Niall Scannell dismisses criticism of sub-par Irish performance
Ireland accentuate the positive after 35-0 victory over Russia on a rainy night in Kobe
Ireland’s Andrew Conway looks to break through Vladimir Podrezov of Russia during their Rugby World Cup 2019 Group A game at Kobe Misaki Stadium on Thursday. Photograph: Mike Hewitt/Getty Images
At least Ireland are showing a united front. The party line is being trotted out by both players and coaches. Almost to a man, the plan is to pay respect to the opposition, credit the positive elements of their own performances and wait for the head coach to spin the narrative come team announcement day.
This week it was the officials in the Japan game who came in for pointed criticism. Now, after so obviously struggling to penetrate Russia’s defence as soon as Johnny Sexton departed, before breaking loose down the home straight, Joe Schmidt maintained this über-positive approach.
Oddly, when asked about the mounting casualty list, with emphasis on Joey Carbery’s late withdrawal with a recurrence of his August ankle injury, the outgoing Ireland coach cracked a joke about Conor Murray being so keen to play that at one stage he was going to go on at lock.
Murray, of course, did not feature in this 35-0 victory over the world’s 20th-ranked nation. Ireland have tumbled to fourth.
Before the mixed zone commenced, the incoming players gathered for a quick pow-wow with their media handler. There followed an unrelenting wave of positivity, best exemplified by outgoing hooker Niall Scannell.
“In the end we are happy with the scoreline,” was Scannell’s opening gambit.
Besides the conditions, why was the Irish performance so sub-par in the third quarter?
“I didn’t really think it was sub-par, to be honest. We had some good interplay. I thought our set piece functioned well. I thought the subs had a good impact. We are pretty positive about how it went.”
Scannell was asked how much he noticed Sexton wasn’t on the pitch after half-time.
“Well, obviously I noticed he wasn’t on the pitch, he was substituted,” laughed Scannell before delivering what can only be described as a delightful ode to Jack Carty.
The super-positive approached is noted. World Cup mixed zones are only comparable to cattle marts. Nobody is happy to be dropped into such a situation, but the smell of manure only makes it more excruciating.
In fairness to the Munster hooker, he manfully stood his ground when it was put as plainly as possible: was that third-quarter performance acceptable to the Ireland pack?

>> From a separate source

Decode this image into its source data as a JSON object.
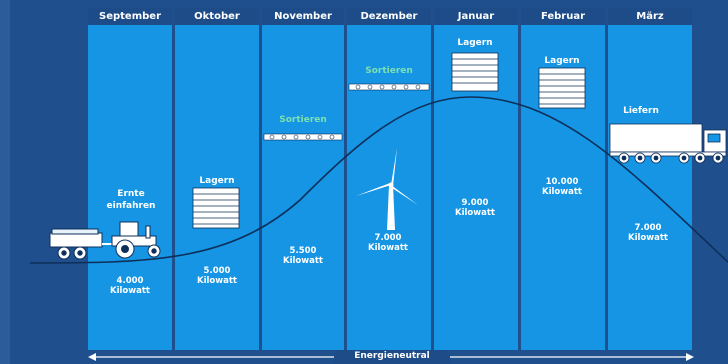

“Yeah, well, I thought we had one scrum definitely where we got caught on the outside a bit and we gave away a penalty, but I thought, other than that, set piece-wise, we functioned and we didn’t ease off on the physicality. They did exactly what they thought they would do and they didn’t go away, and we knew they wouldn’t.
These guys are proper rugby players. This is international rugby. Teams are not just going to go away
“So from our point of view we had to power through and in the last 20 minutes we kicked on a bit, which is what we expect.”
Fair enough. Russia were putting everything on the line but do the Ireland players – as one of the best teams in the world – not expect to be putting up scores, like the example shown by New Zealand against Canada (63-0) and South Africa against Namibia (57-3)?
“That’s just not necessarily how it happens all the time. They were hugely physical and with the conditions it wasn’t as easy to put interplay together to get the width on our game that we would have liked. So we had to front up physically. There is no doubt that led to a couple of errors. They really stuck at our breakdown. They have a few serious players, particularly the seven, Gadzhiev, got over our ball a lot. That did slow us.
‘Proper rugby players’
“These guys are proper rugby players. This is international rugby. Teams are not just going to go away.
“We were accused last week of underestimating Japan,” Scannell continued, despite no mention of Shizuoka. “That wasn’t the case either. I really don’t see that argument from the other side.”
Clearly, the Irish camp were told what Jamie Joseph said about them only beginning preparations for the Japan game seven days out – flinging Ireland’s “one game at a time” cliche back in their faces – while the victors had spent three years aiming at causing one of the great World Cup upsets.
“That’s what people were accusing us of doing against Japan,” said Scannell, while stating how dangerous a proposition Samoa will be. “We don’t think that in the camp. When you look at what Japan did, it was very impressive. In defence they came and hit us in twos. There is absolutely no doubt that’s what Russia saw and they came off the line, tried to put us under pressure, and mix that with the conditions, they stuck in there and made it hard for us to play.
“That’s not an excuse from us. That’s just a reality.”
Reality feels like it has been suspended.